Any softening of demand for national debt could in theory push up individual government borrowing costs, in an inadvertent negative side-effect. Yet in a world where all assets are being driven by unprecedented central bank largesse, significant allocation changes will likely trigger only a marginal change in price.

The “sorts of liquidity abundance we are likely to live under for the next half a dozen years” means there’ll be little immediate pressure from EU debt on the pricing of comparable government bonds such as France, according to Teles. The largest recipients of EU funds will have less need to issue their own debt, too.

Yields are also starting from historically low and often negative levels, meaning much of the continent is effectively getting paid to borrow for a decade. German rates are the lowest in the region, below the level banks get for parking money at the ECB, meaning yield-hungry funds are also eyeing the EU bonds as a potential replacement.

“It’s so far more been at the expense of Germany,” said Simon Bell, who manages $30 billion at Legal & General Investment Management, and has bought into the bloc’s joint debt. “It’s really hard to get excited about German yields when they’re trading below the deposit rate.”

German debt will still remain attractive as a hedge against a potential break-up of the bloc or common currency, given the strength of its domestic economy. It would take further steps by the EU toward political and fiscal union for the market to see the new joint debt supplanting bunds, according to Konstantin Veit, senior portfolio manager for European rates at Pimco Europe GmbH.

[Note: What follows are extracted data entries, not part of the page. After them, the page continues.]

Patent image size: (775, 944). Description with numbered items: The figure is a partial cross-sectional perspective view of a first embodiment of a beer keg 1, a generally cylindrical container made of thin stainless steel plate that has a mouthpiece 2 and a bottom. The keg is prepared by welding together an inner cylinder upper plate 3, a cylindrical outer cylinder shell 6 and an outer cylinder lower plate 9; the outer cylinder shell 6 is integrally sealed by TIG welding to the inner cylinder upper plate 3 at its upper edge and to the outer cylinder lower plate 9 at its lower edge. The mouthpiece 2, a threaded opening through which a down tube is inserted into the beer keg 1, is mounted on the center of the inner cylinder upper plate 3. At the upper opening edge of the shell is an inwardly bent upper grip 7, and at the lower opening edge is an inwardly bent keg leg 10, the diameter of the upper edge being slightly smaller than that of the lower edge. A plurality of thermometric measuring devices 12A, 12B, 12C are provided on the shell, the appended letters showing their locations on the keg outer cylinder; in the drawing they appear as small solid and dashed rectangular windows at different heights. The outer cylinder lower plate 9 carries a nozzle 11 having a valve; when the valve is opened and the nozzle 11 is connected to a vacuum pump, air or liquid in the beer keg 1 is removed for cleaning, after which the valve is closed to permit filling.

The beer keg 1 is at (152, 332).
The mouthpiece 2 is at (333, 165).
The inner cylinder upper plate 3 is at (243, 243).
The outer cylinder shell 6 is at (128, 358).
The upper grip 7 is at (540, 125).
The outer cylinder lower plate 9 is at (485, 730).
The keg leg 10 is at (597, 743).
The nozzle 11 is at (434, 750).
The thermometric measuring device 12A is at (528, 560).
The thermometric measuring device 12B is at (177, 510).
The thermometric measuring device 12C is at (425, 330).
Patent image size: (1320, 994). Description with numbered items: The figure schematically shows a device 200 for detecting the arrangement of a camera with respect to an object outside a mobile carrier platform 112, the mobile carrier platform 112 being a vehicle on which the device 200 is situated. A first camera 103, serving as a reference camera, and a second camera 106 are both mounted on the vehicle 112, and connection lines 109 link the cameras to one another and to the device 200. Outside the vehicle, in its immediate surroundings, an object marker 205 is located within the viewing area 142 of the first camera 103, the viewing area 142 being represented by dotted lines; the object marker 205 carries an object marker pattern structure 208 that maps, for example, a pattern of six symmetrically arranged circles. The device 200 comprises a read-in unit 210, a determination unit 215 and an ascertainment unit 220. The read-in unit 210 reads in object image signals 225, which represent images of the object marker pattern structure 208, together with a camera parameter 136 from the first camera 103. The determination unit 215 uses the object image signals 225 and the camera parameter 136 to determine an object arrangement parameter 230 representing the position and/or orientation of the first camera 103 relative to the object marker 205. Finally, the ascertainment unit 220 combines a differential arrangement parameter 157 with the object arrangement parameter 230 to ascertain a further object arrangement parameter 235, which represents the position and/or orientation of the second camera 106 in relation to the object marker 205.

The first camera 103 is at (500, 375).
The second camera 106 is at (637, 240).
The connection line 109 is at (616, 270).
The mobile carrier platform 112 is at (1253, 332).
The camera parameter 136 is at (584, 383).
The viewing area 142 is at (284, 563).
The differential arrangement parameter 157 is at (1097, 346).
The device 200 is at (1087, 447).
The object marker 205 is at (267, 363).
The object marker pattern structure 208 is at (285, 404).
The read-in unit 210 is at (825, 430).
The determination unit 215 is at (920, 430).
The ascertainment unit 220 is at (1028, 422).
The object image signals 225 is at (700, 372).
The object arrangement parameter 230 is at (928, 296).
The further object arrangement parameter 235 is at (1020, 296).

For now EU debt may continue to grab the limelight because of all the money pouring into assets that take into account environmental, social and governance factors. A third of the pandemic funds will be green bonds and the bloc has already issued various tenors of social debt under its SURE job-support program.

“The SURE bonds offer a clear positive impact goal, have liquidity and on top of that also come at an attractive level,” said William de Vries, fund manager at Triodos Investment Management BV. “If the EU issues a full curve of bonds, we will most certainly diminish our allocation to standard sovereigns.”